- Specialty: Urologic oncology

= Retroperitoneal lymph node dissection =

Surgical procedure to remove abdominal lymph nodes

Retroperitoneal lymph node dissection (RPLND) is a surgical procedure to remove abdominal lymph nodes. It is used to treat testicular cancer, as well as to help establish the exact stage and type of the cancer.

== Indications ==
Testicular cancer metastasizes in a predictable pattern, and lymph nodes in the retroperitoneum are typically the first place it lands. By examining the removed lymphatic tissue, a pathologist can determine whether the disease has spread. If no malignant tissue is found, the cancer can be labeled Stage I, limited to the testicle.

The procedure is common in the treatment of Stage I and II non-seminomatous germ cell tumors. In seminomas, another form of testicular cancer, radiation therapy is generally preferred to the invasive RPLND procedure.

Whether RPLND is needed after orchiectomy depends on the type of tumor and its stage. RPLND may be performed to remove tumor remnants that persist after chemotherapy, because these remnants might otherwise spread and become resistant to the chemotherapy agents previously used.

Chemotherapy may be administered before RPLND and, if successful, may render surgery unnecessary. However, if the cancer does recur, surgery is much more difficult in a patient previously treated with chemotherapy.

== Procedure ==
RPLND is usually performed using an incision that extends from the sternum to several inches below the navel.
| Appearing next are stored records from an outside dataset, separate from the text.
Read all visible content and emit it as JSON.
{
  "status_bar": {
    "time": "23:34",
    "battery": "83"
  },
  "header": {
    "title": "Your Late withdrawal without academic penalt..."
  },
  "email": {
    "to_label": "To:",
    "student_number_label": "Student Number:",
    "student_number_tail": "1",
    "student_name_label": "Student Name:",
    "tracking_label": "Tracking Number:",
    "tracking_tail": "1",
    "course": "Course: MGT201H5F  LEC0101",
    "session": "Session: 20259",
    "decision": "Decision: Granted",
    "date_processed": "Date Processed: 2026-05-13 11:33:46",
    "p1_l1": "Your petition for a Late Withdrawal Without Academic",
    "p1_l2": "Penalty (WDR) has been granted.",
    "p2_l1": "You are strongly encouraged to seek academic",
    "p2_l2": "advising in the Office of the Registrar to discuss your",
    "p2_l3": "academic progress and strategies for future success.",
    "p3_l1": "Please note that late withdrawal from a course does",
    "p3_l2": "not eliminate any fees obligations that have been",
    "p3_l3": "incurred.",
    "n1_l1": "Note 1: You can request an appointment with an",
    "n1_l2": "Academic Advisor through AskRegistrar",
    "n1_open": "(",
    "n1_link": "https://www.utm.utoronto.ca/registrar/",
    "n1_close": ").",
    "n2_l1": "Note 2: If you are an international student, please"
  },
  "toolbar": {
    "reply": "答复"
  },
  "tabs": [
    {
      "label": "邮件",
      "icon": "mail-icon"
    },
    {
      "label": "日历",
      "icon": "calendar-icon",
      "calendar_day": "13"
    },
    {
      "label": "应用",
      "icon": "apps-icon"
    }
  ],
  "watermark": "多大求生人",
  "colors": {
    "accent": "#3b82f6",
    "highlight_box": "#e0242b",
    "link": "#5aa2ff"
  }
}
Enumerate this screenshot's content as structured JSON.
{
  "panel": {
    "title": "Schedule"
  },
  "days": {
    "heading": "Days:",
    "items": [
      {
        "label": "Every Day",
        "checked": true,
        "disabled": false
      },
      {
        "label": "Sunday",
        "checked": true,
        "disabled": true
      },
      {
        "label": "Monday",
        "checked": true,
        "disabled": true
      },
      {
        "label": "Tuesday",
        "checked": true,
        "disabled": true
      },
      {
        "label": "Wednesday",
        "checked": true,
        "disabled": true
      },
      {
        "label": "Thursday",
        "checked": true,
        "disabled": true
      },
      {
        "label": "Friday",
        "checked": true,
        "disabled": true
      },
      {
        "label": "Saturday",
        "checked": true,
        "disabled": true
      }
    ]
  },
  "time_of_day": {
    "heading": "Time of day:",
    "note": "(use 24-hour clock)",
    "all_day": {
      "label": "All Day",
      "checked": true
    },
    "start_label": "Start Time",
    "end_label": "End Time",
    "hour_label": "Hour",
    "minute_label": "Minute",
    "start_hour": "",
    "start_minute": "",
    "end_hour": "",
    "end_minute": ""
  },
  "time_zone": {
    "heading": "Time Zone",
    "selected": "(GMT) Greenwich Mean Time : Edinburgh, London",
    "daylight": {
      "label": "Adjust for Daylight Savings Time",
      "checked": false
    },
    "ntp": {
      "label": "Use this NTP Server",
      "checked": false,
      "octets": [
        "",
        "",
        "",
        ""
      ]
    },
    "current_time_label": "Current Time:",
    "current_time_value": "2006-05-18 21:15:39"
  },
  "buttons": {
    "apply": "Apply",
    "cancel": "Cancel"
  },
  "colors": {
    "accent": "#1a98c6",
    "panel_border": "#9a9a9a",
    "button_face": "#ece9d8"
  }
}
A less invasive procedure (L-RPLND) can be performed laparoscopically, but this is more costly and time-consuming, and requires specialized equipment that not every hospital has. Additionally, it is unclear whether L-RPLND is as effective as the standard, open procedure.

== Complications ==
Potential complications of RPLND include damage to the sympathetic nerves running parallel to the spinal cord, which can result in retrograde ejaculation and infertility. In most cases nerve sparing is feasible leading to reduced rates of retrograde ejaculation. However, prior chemotherapy or very large residual masses may make nerve sparing challenging. Contrary to popular belief, erectile function is not compromised by RPLND because the nerves responsible for erection are located elsewhere.

As with any major surgery, infection is a possibility, as are bowel obstructions and adhesions.